For now I observe that most people would say a meaningless life is not worth living. Plato had Socrates say the same thing with different words. Socrates said, "The unexamined life is not worth living." The continuity of our experience of meaning and the continuity of our habit of examining life are inseparable realities that walk together hand in hand to make a life worth living. These realities are inseparable because a lifelong habit of continuous examination makes us skillful at re-associating ideas and data. The one who lives an examined life is already prepared through vigorous habit to do the work needed regarding reestablishing meaning, when life itself destroys our beliefs, values, and world view. The continuity of our experience of meaningfulness is safeguarded by the continuity of the habit of leading an examined life. It is the one who lives an unexamined life who is unprepared to do the re-associating work needed to rebuild meaningfulness when life takes it away from us. The examined life, with its emphasis on the priority of doing our own original work to create our own understanding, is critically important to the human quest for meaning.
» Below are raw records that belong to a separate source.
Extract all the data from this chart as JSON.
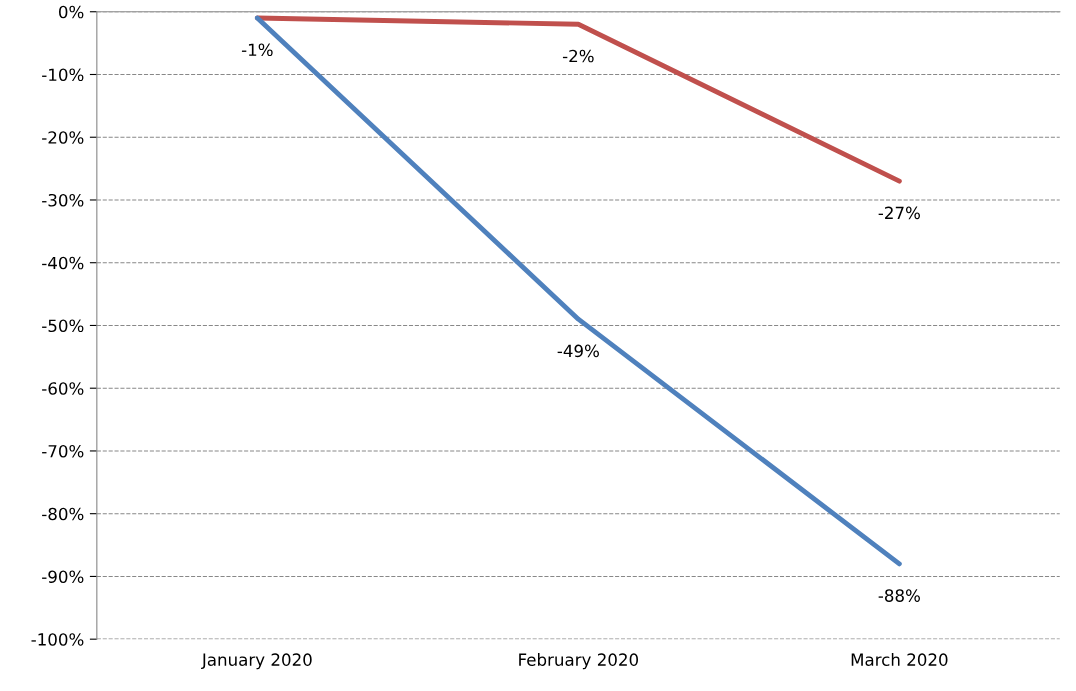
{
  "chart_data": {
    "type": "line",
    "categories": [
      "January 2020",
      "February 2020",
      "March 2020"
    ],
    "series": [
      {
        "color": "#c0504d",
        "values": [
          -1,
          -2,
          -27
        ],
        "value_labels": [
          null,
          "-2%",
          "-27%"
        ]
      },
      {
        "color": "#4f81bd",
        "values": [
          -1,
          -49,
          -88
        ],
        "value_labels": [
          "-1%",
          "-49%",
          "-88%"
        ]
      }
    ],
    "ylim": [
      -100,
      0
    ],
    "yticks": [
      {
        "value": -100,
        "label": "-100%"
      },
      {
        "value": -90,
        "label": "-90%"
      },
      {
        "value": -80,
        "label": "-80%"
      },
      {
        "value": -70,
        "label": "-70%"
      },
      {
        "value": -60,
        "label": "-60%"
      },
      {
        "value": -50,
        "label": "-50%"
      },
      {
        "value": -40,
        "label": "-40%"
      },
      {
        "value": -30,
        "label": "-30%"
      },
      {
        "value": -20,
        "label": "-20%"
      },
      {
        "value": -10,
        "label": "-10%"
      },
      {
        "value": 0,
        "label": "0%"
      }
    ],
    "grid": "y",
    "legend": false,
    "marker": "none",
    "line_style": "solid"
  }
}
At this point, I must say that any philosophy of education that has any hope of being useful to elevating the human will to thrive must, at its core, seek to inspire people to lead an examined life. It is the persistence of enthusiastic, engaging and willful attentiveness that gives us our greatest capacity to grow and evolve. Without the differences that other people and ideas bring to us, there is nothing to attend to and the creation of knowledge, understanding, and the human experience of meaning is impossible. In the absence of our capacity to thoughtfully examine our ideas, beliefs, and living, human life becomes less human. The absence of high quality attentiveness to differences is the absence of conscious living. Collapsing into defensive posturing when differences challenge our understanding is a serious weakness that Socratic education seeks to eliminate. We cannot allow overt conflict or avoidance to be the preferred method students use to deal with other people and ideas when those others challenge their understanding. Being trapped in our own understandings because we are afraid to give our attentiveness to associating new ideas and information is the fast road to destroying our capacity for living meaningfully. This fundamentally life destroying weakness must be replaced with the ability to enthusiastically, willfully and persistently engage our full attention to differences and challenges as we productively thrive in the midst of extraordinary diversity.
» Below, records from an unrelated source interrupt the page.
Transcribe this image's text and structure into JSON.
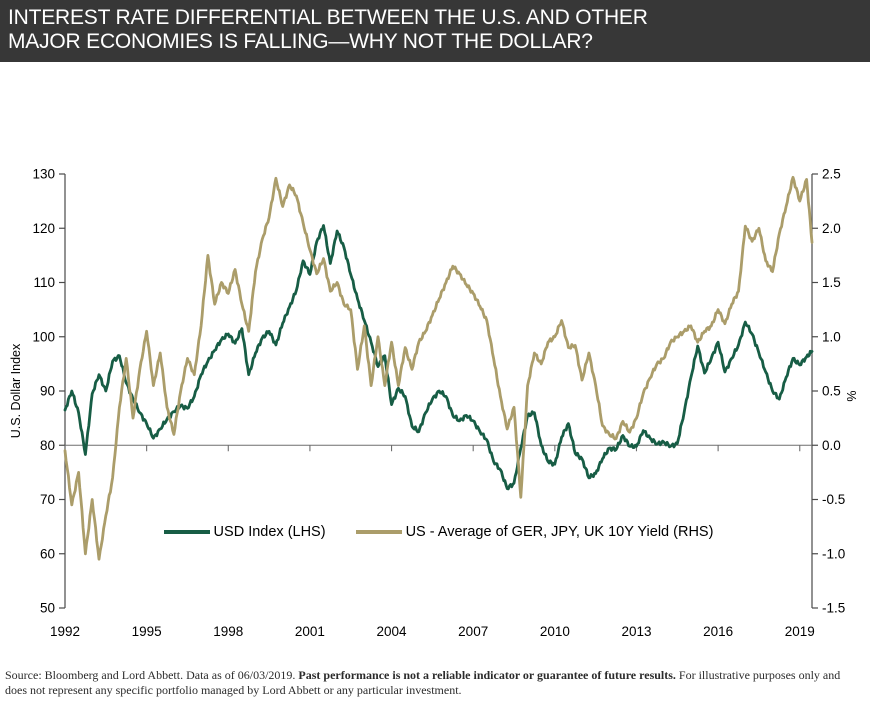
{
  "header": {
    "title_line1": "INTEREST RATE DIFFERENTIAL BETWEEN THE U.S. AND OTHER",
    "title_line2": "MAJOR ECONOMIES IS FALLING—WHY NOT THE DOLLAR?",
    "background_color": "#373737",
    "text_color": "#ffffff"
  },
  "footer": {
    "source_text": "Source: Bloomberg and Lord Abbett. Data as of 06/03/2019. ",
    "bold_text": "Past performance is not a reliable indicator or guarantee of future results.",
    "trailing_text": " For illustrative purposes only and does not represent any specific portfolio managed by Lord Abbett or any particular investment."
  },
  "chart_data": {
    "type": "line",
    "title": "",
    "left_axis": {
      "label": "U.S. Dollar Index",
      "min": 50,
      "max": 130,
      "ticks": [
        130,
        120,
        110,
        100,
        90,
        80,
        70,
        60,
        50
      ]
    },
    "right_axis": {
      "label": "%",
      "min": -1.5,
      "max": 2.5,
      "ticks": [
        2.5,
        2.0,
        1.5,
        1.0,
        0.5,
        0.0,
        -0.5,
        -1.0,
        -1.5
      ]
    },
    "x_axis": {
      "start": 1992,
      "end": 2019.45,
      "ticks": [
        1992,
        1995,
        1998,
        2001,
        2004,
        2007,
        2010,
        2013,
        2016,
        2019
      ]
    },
    "grid": "off",
    "zero_line_right_axis_value": 0.0,
    "legend_position": "inside-bottom-center",
    "series": [
      {
        "name": "USD Index (LHS)",
        "axis": "left",
        "color": "#175d45",
        "points": [
          [
            1992,
            86.5
          ],
          [
            1992.25,
            90
          ],
          [
            1992.5,
            86
          ],
          [
            1992.75,
            78.3
          ],
          [
            1993,
            89.5
          ],
          [
            1993.25,
            93
          ],
          [
            1993.5,
            90
          ],
          [
            1993.75,
            95.5
          ],
          [
            1994,
            96.5
          ],
          [
            1994.25,
            91.5
          ],
          [
            1994.5,
            88.5
          ],
          [
            1994.75,
            86
          ],
          [
            1995,
            84
          ],
          [
            1995.25,
            81.3
          ],
          [
            1995.5,
            83
          ],
          [
            1995.75,
            84.8
          ],
          [
            1996,
            86.2
          ],
          [
            1996.25,
            87.3
          ],
          [
            1996.5,
            86.8
          ],
          [
            1996.75,
            89
          ],
          [
            1997,
            93
          ],
          [
            1997.25,
            95.5
          ],
          [
            1997.5,
            97.5
          ],
          [
            1997.75,
            99.5
          ],
          [
            1998,
            100.5
          ],
          [
            1998.25,
            98.8
          ],
          [
            1998.5,
            101.5
          ],
          [
            1998.75,
            93
          ],
          [
            1999,
            97
          ],
          [
            1999.25,
            99.8
          ],
          [
            1999.5,
            101
          ],
          [
            1999.75,
            98.5
          ],
          [
            2000,
            102.5
          ],
          [
            2000.25,
            105.5
          ],
          [
            2000.5,
            108.5
          ],
          [
            2000.75,
            114
          ],
          [
            2001,
            111.5
          ],
          [
            2001.25,
            117.5
          ],
          [
            2001.5,
            120.5
          ],
          [
            2001.75,
            113.5
          ],
          [
            2002,
            119.5
          ],
          [
            2002.25,
            116.5
          ],
          [
            2002.5,
            111.5
          ],
          [
            2002.75,
            107
          ],
          [
            2003,
            103
          ],
          [
            2003.25,
            99
          ],
          [
            2003.5,
            94.5
          ],
          [
            2003.75,
            96.5
          ],
          [
            2004,
            87.5
          ],
          [
            2004.25,
            90.5
          ],
          [
            2004.5,
            89
          ],
          [
            2004.75,
            83.5
          ],
          [
            2005,
            82.5
          ],
          [
            2005.25,
            86
          ],
          [
            2005.5,
            88.5
          ],
          [
            2005.75,
            90
          ],
          [
            2006,
            89
          ],
          [
            2006.25,
            85.5
          ],
          [
            2006.5,
            84.5
          ],
          [
            2006.75,
            85.5
          ],
          [
            2007,
            84.5
          ],
          [
            2007.25,
            82.5
          ],
          [
            2007.5,
            81
          ],
          [
            2007.75,
            77
          ],
          [
            2008,
            75.5
          ],
          [
            2008.25,
            72
          ],
          [
            2008.5,
            73
          ],
          [
            2008.75,
            79.5
          ],
          [
            2009,
            85.5
          ],
          [
            2009.25,
            86
          ],
          [
            2009.5,
            80
          ],
          [
            2009.75,
            77
          ],
          [
            2010,
            76.5
          ],
          [
            2010.25,
            81.5
          ],
          [
            2010.5,
            84
          ],
          [
            2010.75,
            78.5
          ],
          [
            2011,
            77.5
          ],
          [
            2011.25,
            74
          ],
          [
            2011.5,
            74.8
          ],
          [
            2011.75,
            77.5
          ],
          [
            2012,
            79.5
          ],
          [
            2012.25,
            79.2
          ],
          [
            2012.5,
            81.8
          ],
          [
            2012.75,
            79.8
          ],
          [
            2013,
            79.8
          ],
          [
            2013.25,
            82.7
          ],
          [
            2013.5,
            81.3
          ],
          [
            2013.75,
            80.2
          ],
          [
            2014,
            80.6
          ],
          [
            2014.25,
            79.8
          ],
          [
            2014.5,
            80.3
          ],
          [
            2014.75,
            86
          ],
          [
            2015,
            92.5
          ],
          [
            2015.25,
            98.3
          ],
          [
            2015.5,
            93.3
          ],
          [
            2015.75,
            96
          ],
          [
            2016,
            99
          ],
          [
            2016.25,
            93.5
          ],
          [
            2016.5,
            96
          ],
          [
            2016.75,
            98.5
          ],
          [
            2017,
            102.7
          ],
          [
            2017.25,
            100.5
          ],
          [
            2017.5,
            97
          ],
          [
            2017.75,
            93.5
          ],
          [
            2018,
            90
          ],
          [
            2018.25,
            88.5
          ],
          [
            2018.5,
            92.5
          ],
          [
            2018.75,
            96
          ],
          [
            2019,
            94.8
          ],
          [
            2019.25,
            96.3
          ],
          [
            2019.45,
            97.3
          ]
        ]
      },
      {
        "name": "US - Average of GER, JPY, UK 10Y Yield (RHS)",
        "axis": "right",
        "color": "#ab9d6a",
        "points": [
          [
            1992,
            -0.05
          ],
          [
            1992.25,
            -0.55
          ],
          [
            1992.5,
            -0.25
          ],
          [
            1992.75,
            -1
          ],
          [
            1993,
            -0.5
          ],
          [
            1993.25,
            -1.05
          ],
          [
            1993.5,
            -0.65
          ],
          [
            1993.75,
            -0.3
          ],
          [
            1994,
            0.35
          ],
          [
            1994.25,
            0.8
          ],
          [
            1994.5,
            0.25
          ],
          [
            1994.75,
            0.7
          ],
          [
            1995,
            1.05
          ],
          [
            1995.25,
            0.55
          ],
          [
            1995.5,
            0.85
          ],
          [
            1995.75,
            0.35
          ],
          [
            1996,
            0.1
          ],
          [
            1996.25,
            0.5
          ],
          [
            1996.5,
            0.8
          ],
          [
            1996.75,
            0.65
          ],
          [
            1997,
            1.1
          ],
          [
            1997.25,
            1.75
          ],
          [
            1997.5,
            1.3
          ],
          [
            1997.75,
            1.5
          ],
          [
            1998,
            1.4
          ],
          [
            1998.25,
            1.62
          ],
          [
            1998.5,
            1.3
          ],
          [
            1998.75,
            1.05
          ],
          [
            1999,
            1.6
          ],
          [
            1999.25,
            1.9
          ],
          [
            1999.5,
            2.1
          ],
          [
            1999.75,
            2.46
          ],
          [
            2000,
            2.2
          ],
          [
            2000.25,
            2.4
          ],
          [
            2000.5,
            2.3
          ],
          [
            2000.75,
            2.05
          ],
          [
            2001,
            1.8
          ],
          [
            2001.25,
            1.58
          ],
          [
            2001.5,
            1.72
          ],
          [
            2001.75,
            1.42
          ],
          [
            2002,
            1.5
          ],
          [
            2002.25,
            1.3
          ],
          [
            2002.5,
            1.25
          ],
          [
            2002.75,
            0.7
          ],
          [
            2003,
            1.1
          ],
          [
            2003.25,
            0.55
          ],
          [
            2003.5,
            1
          ],
          [
            2003.75,
            0.55
          ],
          [
            2004,
            0.95
          ],
          [
            2004.25,
            0.55
          ],
          [
            2004.5,
            0.9
          ],
          [
            2004.75,
            0.7
          ],
          [
            2005,
            0.95
          ],
          [
            2005.25,
            1.05
          ],
          [
            2005.5,
            1.2
          ],
          [
            2005.75,
            1.35
          ],
          [
            2006,
            1.5
          ],
          [
            2006.25,
            1.65
          ],
          [
            2006.5,
            1.58
          ],
          [
            2006.75,
            1.48
          ],
          [
            2007,
            1.4
          ],
          [
            2007.25,
            1.28
          ],
          [
            2007.5,
            1.15
          ],
          [
            2007.75,
            0.8
          ],
          [
            2008,
            0.45
          ],
          [
            2008.25,
            0.15
          ],
          [
            2008.5,
            0.35
          ],
          [
            2008.75,
            -0.48
          ],
          [
            2009,
            0.55
          ],
          [
            2009.25,
            0.85
          ],
          [
            2009.5,
            0.75
          ],
          [
            2009.75,
            0.95
          ],
          [
            2010,
            1
          ],
          [
            2010.25,
            1.15
          ],
          [
            2010.5,
            0.9
          ],
          [
            2010.75,
            0.92
          ],
          [
            2011,
            0.6
          ],
          [
            2011.25,
            0.85
          ],
          [
            2011.5,
            0.55
          ],
          [
            2011.75,
            0.18
          ],
          [
            2012,
            0.1
          ],
          [
            2012.25,
            0.06
          ],
          [
            2012.5,
            0.22
          ],
          [
            2012.75,
            0.12
          ],
          [
            2013,
            0.25
          ],
          [
            2013.25,
            0.48
          ],
          [
            2013.5,
            0.62
          ],
          [
            2013.75,
            0.75
          ],
          [
            2014,
            0.8
          ],
          [
            2014.25,
            0.95
          ],
          [
            2014.5,
            1
          ],
          [
            2014.75,
            1.05
          ],
          [
            2015,
            1.1
          ],
          [
            2015.25,
            0.95
          ],
          [
            2015.5,
            1.05
          ],
          [
            2015.75,
            1.1
          ],
          [
            2016,
            1.25
          ],
          [
            2016.25,
            1.12
          ],
          [
            2016.5,
            1.3
          ],
          [
            2016.75,
            1.42
          ],
          [
            2017,
            2.02
          ],
          [
            2017.25,
            1.88
          ],
          [
            2017.5,
            2
          ],
          [
            2017.75,
            1.7
          ],
          [
            2018,
            1.6
          ],
          [
            2018.25,
            1.95
          ],
          [
            2018.5,
            2.2
          ],
          [
            2018.75,
            2.47
          ],
          [
            2019,
            2.25
          ],
          [
            2019.25,
            2.45
          ],
          [
            2019.45,
            1.87
          ]
        ]
      }
    ]
  }
}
Leading an examined life is the outcome that education must seek to establish in every student. The examined life is necessary for healthful thriving and for maintaining a significant quality and continuity of meaning in our living. This essay will unpack the underlying psychological principles, character traits, and habits of human relatedness that underlie all successful education and make the living of an examined life possible. I will demonstrate the centrality of the Socratic method and philosophy of education to the foundations of all human thriving in our quest for meaning.

FOOTNOTES:

[2] Colapinto, John. “Has a remote Amazonian tribe upended our understanding of language?” New Yorker. 16 April 2007. Retrieved 22 November 2012.